Na margem norte do Tejo estende-se Montalvo, onde se situam o Convento de Nossa Senhora da Boa Esperança, habitado por uma comunidade de irmãs Clarissas, e a Igreja Matriz de Nossa Senhora da Assunção, do século XVIII.
A sul fica Santa Margarida da Coutada. A sua Igreja Matriz, seiscentista, guarda uma imponente imagem em pedra da Santíssima Trindade, do século XVI, de grande valor artístico. É também nesta freguesia que se localiza o Parque Ambiental de Santa Margarida, um espaço lúdico-pedagógico com cerca de seis hectares que proporciona aos visitantes o contacto com a natureza, podendo desfrutar de momentos de lazer e dispondo de informação e atividades relacionadas com o ambiente. Qualquer visitante pode, simplesmente usufruir do espaço individualmente ou em convívio com a família e amigos, ou então realizar atividades integradas em programas de educação ambiental ou em visitas temáticas. O Parque integra um conjunto de equipamentos onde se destaca o Borboletário Tropical. Trata-se de um espaço criado para dar a conhecer o mundo das borboletas, contribuindo para o conhecimento da biologia e ecologia destes insetos e servindo como modelo para compreender a importância da conservação da diversidade de seres vivos. No interior do Borboletário o tempo estará sempre quente e húmido. Desta forma é possível manter vivas, durante todo o ano, borboletas tropicais que esvoaçam por entre a vegetação.
Situado numa zona muito central do país, bem servido de acessibilidades, através da A 1, da A 23, da EN 3 e do caminho de ferro do leste, o concelho de Constância é um pequeno município que guarda grandes riquezas do passado e encara com otimismo o seu futuro, assente na diversidade dos seus recursos e na complementaridade do trabalho da sua população.
Fruto dos excelentes recursos naturais, nos quais o concelho é riquíssimo, Constância dispõe de uma panóplia de atividades de Turismo Ativo dirigidas aos diversos segmentos da população. O concelho de Constância, possuidor de um património histórico, cultural, paisagístico e geográfico de excelência, ocupando uma posição charneira entre a capital, o Alentejo e a Beira apresenta-se como espaço de promoção territorial, ambiental e turístico para as atividades de lazer desenvolvidas por terra, ar e água, que durante todo o ano temos para lhe oferecer.
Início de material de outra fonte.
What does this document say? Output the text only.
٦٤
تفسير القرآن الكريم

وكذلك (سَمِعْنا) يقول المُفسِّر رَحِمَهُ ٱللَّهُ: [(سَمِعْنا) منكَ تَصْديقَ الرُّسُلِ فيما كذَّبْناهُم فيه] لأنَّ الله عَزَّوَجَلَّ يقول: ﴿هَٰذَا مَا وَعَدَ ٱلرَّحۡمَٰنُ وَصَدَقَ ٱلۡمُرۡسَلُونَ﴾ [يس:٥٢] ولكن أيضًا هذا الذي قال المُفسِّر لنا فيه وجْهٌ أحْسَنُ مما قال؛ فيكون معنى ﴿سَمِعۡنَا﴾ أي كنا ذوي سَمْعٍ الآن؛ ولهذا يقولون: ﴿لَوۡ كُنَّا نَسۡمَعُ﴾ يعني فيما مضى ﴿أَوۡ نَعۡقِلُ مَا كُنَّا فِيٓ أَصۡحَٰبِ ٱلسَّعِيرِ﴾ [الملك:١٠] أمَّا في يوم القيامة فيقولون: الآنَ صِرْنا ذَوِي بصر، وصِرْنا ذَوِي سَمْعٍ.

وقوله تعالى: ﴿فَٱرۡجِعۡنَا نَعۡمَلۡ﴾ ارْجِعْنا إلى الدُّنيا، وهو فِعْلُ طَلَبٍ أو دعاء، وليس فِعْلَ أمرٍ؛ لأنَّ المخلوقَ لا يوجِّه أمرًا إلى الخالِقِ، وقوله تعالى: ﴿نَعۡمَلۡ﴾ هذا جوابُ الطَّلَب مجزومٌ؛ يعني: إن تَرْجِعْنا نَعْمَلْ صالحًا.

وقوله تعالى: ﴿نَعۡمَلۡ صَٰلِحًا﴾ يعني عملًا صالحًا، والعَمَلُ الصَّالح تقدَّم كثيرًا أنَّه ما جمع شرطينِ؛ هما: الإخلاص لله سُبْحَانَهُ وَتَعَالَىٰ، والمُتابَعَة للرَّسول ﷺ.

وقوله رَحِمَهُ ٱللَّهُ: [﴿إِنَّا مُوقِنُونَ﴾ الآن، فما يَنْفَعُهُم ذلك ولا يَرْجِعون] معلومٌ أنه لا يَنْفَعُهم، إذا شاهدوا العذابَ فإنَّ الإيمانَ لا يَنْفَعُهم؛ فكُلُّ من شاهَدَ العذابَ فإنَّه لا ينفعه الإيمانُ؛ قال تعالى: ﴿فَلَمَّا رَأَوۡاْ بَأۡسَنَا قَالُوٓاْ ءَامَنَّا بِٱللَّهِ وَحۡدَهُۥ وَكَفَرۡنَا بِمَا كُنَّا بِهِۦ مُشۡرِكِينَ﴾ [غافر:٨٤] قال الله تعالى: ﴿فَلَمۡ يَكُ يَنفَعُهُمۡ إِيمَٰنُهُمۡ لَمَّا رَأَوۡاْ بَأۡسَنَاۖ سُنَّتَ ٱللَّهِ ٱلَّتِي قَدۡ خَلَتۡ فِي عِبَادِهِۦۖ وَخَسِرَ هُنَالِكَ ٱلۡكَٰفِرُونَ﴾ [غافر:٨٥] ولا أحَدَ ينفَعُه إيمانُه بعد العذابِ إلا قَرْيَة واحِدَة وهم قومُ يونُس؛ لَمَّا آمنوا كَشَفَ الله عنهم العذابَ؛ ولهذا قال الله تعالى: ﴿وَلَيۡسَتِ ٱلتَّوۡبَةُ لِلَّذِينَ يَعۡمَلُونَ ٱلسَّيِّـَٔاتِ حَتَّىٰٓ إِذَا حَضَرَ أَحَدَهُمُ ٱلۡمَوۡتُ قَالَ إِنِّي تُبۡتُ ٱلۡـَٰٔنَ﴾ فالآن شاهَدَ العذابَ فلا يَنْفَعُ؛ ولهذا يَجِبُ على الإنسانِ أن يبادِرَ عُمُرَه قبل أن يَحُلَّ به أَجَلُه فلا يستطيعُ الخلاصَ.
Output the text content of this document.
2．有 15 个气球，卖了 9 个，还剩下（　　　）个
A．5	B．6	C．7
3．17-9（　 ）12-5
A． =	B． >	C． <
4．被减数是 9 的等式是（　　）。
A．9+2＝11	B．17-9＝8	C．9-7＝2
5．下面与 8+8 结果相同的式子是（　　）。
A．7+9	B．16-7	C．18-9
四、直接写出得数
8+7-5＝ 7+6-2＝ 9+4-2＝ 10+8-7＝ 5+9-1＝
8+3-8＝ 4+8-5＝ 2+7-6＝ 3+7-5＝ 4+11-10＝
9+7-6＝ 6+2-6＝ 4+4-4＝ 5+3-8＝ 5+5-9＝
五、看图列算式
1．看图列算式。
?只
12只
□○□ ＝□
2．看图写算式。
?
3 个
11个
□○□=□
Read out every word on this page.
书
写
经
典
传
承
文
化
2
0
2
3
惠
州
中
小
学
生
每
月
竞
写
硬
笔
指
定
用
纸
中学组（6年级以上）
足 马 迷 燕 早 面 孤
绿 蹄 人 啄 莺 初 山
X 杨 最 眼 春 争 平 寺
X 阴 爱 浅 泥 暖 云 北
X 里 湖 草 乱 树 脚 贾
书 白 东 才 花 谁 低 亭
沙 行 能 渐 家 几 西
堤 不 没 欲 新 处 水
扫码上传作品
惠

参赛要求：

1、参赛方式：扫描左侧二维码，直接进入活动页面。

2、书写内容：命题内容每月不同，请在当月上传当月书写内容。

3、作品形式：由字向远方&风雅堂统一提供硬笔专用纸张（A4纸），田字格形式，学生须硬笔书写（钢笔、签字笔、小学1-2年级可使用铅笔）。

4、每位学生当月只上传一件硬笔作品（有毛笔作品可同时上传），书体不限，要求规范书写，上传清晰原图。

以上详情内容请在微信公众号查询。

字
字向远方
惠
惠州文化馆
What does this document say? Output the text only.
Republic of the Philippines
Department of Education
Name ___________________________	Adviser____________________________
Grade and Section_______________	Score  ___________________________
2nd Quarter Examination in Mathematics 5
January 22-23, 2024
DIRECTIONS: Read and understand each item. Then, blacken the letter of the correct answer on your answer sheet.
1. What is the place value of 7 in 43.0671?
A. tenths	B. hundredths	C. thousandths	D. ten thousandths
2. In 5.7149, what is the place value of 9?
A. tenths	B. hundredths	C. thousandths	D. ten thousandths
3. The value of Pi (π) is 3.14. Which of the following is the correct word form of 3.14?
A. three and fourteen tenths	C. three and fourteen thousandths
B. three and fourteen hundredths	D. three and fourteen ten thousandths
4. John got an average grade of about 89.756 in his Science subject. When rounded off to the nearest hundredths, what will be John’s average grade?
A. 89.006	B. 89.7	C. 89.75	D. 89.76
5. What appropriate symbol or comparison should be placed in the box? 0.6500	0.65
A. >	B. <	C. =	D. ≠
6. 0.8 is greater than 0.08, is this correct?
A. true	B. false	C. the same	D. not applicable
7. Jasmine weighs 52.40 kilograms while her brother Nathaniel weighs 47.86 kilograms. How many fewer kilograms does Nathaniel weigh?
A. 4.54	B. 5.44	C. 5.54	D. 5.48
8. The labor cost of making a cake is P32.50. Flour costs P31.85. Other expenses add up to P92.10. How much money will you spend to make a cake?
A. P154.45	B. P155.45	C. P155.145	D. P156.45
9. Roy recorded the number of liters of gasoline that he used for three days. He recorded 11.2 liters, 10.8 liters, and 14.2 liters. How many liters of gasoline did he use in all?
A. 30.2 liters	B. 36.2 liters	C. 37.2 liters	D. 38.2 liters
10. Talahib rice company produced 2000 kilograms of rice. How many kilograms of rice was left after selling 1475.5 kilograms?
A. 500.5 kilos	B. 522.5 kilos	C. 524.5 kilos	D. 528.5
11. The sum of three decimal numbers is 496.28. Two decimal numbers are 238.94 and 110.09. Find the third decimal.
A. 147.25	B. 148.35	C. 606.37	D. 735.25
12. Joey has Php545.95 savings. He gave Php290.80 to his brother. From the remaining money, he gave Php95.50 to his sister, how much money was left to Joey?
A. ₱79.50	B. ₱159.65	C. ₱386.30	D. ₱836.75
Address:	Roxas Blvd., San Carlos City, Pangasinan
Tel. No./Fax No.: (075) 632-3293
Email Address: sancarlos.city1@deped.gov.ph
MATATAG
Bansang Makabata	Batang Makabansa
Neste local de encontro entre Tejo e Zêzere tinha de haver uma vila. E os homens fizeram-na, no desenrolar das gerações: Punhete primeiro; Constância agora. Vista à distância, a vila é uma trepadeira de casinhas brancas, escalando a colina.

Desvendada por dentro, surpreende o visitante a cada esquina, na exuberância das flores, no asseio das ruas e escadarias, na frescura das margens, no calor humano, na alvura da cal, na beleza das coisas simples conservadas com carinho.

Constância é poema.
E é também terra de poetas. A tradição garante que aqui viveu Camões. A Casa dos Arcos está intimamente ligada à sua memória. Vasco de Lima Couto e Alexandre O’Neill estão ainda bem vivos na memória coletiva. Terão tido razões para escolher Constância e legaram-lhe o melhor de
si próprios.

Refúgio de poetas e de reis, Constância continua hoje recetiva a quem chega, disposta a oferecer-se aos que buscam a calma, a beleza natural, a riqueza do património, a evasão num ambiente poético.

A natureza transformou este lugar num ponto de encontro. De rios e de homens. Dos que sentem orgulho em viver aqui e dos que descobrem o prazer de a vir desfrutar.

Neste local tinha de haver uma vila. E os homens fizeram–na: Constância, Vila Poema.